Dr. Andrea Wahner Hendrickson, a Mayo Clinic researcher and oncologist, says "in the past 10 to 20 years, or when I finished my fellowship, there really hadn’t been much change for the treatment of ovarian cancer. It was surgery and chemotherapy, and the chemotherapy was the same agents that we were using five to 10 years ago. But, in the past five years, we have made significant improvements, and it’s really exciting."
Cindy Weiss, an ovarian cancer survivor, was cared for by a team at Mayo Clinic. She shares her story with reporter Vivien Williams and also describes what the new treatments mean to her and other women battling this disease.
Journalists: Broadcast-quality video pkg (3:33) is in the downloads. Read the script.
At age 33, doctors told Cindy Weiss she had ovarian cancer.
“I remember the day the phone call came, and when I heard that, I was not as scared about the diagnosis. I was more upset and terrified over the fact that I wouldn’t realize the life dreams or opportunities I hoped for: of getting married, of being a mother.”
Fourteen years ago, Cindy endured a hysterectomy, radiation and chemotherapy. For three years, she was cancer-free, but the disease came back, which meant more chemo.
“It’s been 10 years since my second diagnosis, and, at the moment, everything looks great.”
Successful treatment from a team at Mayo Clinic has allowed Cindy to realize her dreams. She’s married and has a 7-year-old daughter.
“I’ve had cancer twice. The question’s always there: Will it come back a third time?”
“As an ovarian cancer researcher and a medical oncologist, I am actually filled with hope. I think this is a really exciting time.”
Dr. Wahner Hendrickson says, since Cindy’s diagnosis, researchers have developed new and more effective treatment options for women who have ovarian cancer. She explains four of those options, which are; poly(ADP-ribose) polymerase (PARP) inhibitors, hyperthermic intraperitoneal chemotherapy (HIPEC) therapy, individualized therapies and vaccines.
“I think the most exiting change that has developed is really the development of PARP inhibitors.”
PARP is a protein that helps to repair damaged DNA in cancer cells as they divide. PARP inhibitors block the protein from functioning, so cancer cells die.
"Ovarian cancer is a tumor that, thankfully, does respond really nicely to surgery and chemotherapy. So, in most cases, we can get women into a remission. Unfortunately, in roughly 70 percent of patients, we do see recurrence. And that’s really where the PARP inhibitors are playing a role now. That being said, there is a lot of interest in pushing it forward to first-line therapy. So there are clinical trials in first-line therapy, really, with a goal of hoping to reduce that recurrence rate.”

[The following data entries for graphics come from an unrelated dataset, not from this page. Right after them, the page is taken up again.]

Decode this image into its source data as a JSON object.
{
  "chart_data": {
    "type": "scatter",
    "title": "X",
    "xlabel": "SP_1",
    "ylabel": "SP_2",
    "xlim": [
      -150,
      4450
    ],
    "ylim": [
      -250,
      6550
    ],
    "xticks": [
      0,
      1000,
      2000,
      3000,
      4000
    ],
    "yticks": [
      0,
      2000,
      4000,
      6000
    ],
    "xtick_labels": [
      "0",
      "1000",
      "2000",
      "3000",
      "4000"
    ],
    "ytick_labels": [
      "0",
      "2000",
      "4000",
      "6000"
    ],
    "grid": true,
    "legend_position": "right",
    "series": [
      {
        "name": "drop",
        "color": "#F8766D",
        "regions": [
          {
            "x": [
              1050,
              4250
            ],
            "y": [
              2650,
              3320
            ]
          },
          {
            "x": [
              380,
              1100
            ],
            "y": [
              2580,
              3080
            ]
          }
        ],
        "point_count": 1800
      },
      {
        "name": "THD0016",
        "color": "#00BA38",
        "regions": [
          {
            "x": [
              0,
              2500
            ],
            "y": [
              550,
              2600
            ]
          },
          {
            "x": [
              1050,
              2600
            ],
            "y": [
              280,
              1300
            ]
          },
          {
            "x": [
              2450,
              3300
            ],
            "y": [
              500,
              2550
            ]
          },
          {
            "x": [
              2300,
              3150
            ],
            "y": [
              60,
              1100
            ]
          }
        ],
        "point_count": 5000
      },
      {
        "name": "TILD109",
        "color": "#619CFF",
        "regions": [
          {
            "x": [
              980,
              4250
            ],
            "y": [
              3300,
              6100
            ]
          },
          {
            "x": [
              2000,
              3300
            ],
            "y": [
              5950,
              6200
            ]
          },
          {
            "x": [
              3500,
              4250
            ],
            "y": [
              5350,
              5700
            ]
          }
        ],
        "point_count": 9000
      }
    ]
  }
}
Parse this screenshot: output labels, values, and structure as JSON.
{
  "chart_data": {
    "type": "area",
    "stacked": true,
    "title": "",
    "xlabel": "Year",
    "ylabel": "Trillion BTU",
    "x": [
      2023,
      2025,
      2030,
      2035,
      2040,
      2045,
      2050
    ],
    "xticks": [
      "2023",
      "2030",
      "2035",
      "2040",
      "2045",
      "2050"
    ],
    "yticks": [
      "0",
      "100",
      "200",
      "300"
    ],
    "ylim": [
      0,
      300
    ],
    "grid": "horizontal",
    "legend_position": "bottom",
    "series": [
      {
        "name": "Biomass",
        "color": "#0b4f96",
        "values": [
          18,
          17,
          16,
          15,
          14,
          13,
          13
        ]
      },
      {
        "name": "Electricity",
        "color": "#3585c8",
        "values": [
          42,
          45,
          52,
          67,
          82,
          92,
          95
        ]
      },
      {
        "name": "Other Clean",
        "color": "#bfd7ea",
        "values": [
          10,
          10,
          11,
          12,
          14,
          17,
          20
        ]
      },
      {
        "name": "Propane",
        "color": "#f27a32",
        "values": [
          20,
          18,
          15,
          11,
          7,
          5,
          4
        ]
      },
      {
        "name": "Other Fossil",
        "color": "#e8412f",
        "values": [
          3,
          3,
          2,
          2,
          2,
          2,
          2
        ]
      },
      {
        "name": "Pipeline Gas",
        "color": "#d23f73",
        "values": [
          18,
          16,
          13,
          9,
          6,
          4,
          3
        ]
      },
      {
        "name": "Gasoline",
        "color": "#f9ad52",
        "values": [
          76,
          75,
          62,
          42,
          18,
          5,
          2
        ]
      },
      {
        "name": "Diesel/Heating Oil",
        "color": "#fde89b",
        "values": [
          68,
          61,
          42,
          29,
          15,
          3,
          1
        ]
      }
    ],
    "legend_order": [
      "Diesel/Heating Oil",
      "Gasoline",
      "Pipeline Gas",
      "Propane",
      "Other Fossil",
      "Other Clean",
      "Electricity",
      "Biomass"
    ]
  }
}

The second relatively new treatment is called HIPEC therapy, which involves administering heated chemotherapy directly into the abdomen at the time of surgery. The third new option is individualized medicine. This involves testing tumors for specific markers that determine which treatments will work best. The fourth new treatment option is an ovarian cancer vaccine, which, right now, is used to prevent recurrence of the disease.
Dr. Keith Knutson, a Mayo Clinic immunologist and director of the Discovery and Translations Labs Cancer Research Program on the Florida campus, says, “We ultimately want to move our vaccine into primary prevention. We want to give these to healthy individuals so we can actually prevent the development of disease.”
Not all tumors respond to every treatment. Dr. Wahner Hendrickson recommends all ovarian cancer patients undergo genetic testing to see which therapy might work best or them.
“To me, I think that really gives me a lot of hope. You know, I don’t want to think about being diagnosed again. And while I hope I never have to hear those words again, I think that the way technology has changed, the way medicine has changed, the way the work has changed, really offers a lot of hope for people like me.”
“I think there’s a lot of promise and hope in the treatment of ovarian cancer, and that’s what keeps me going every day.”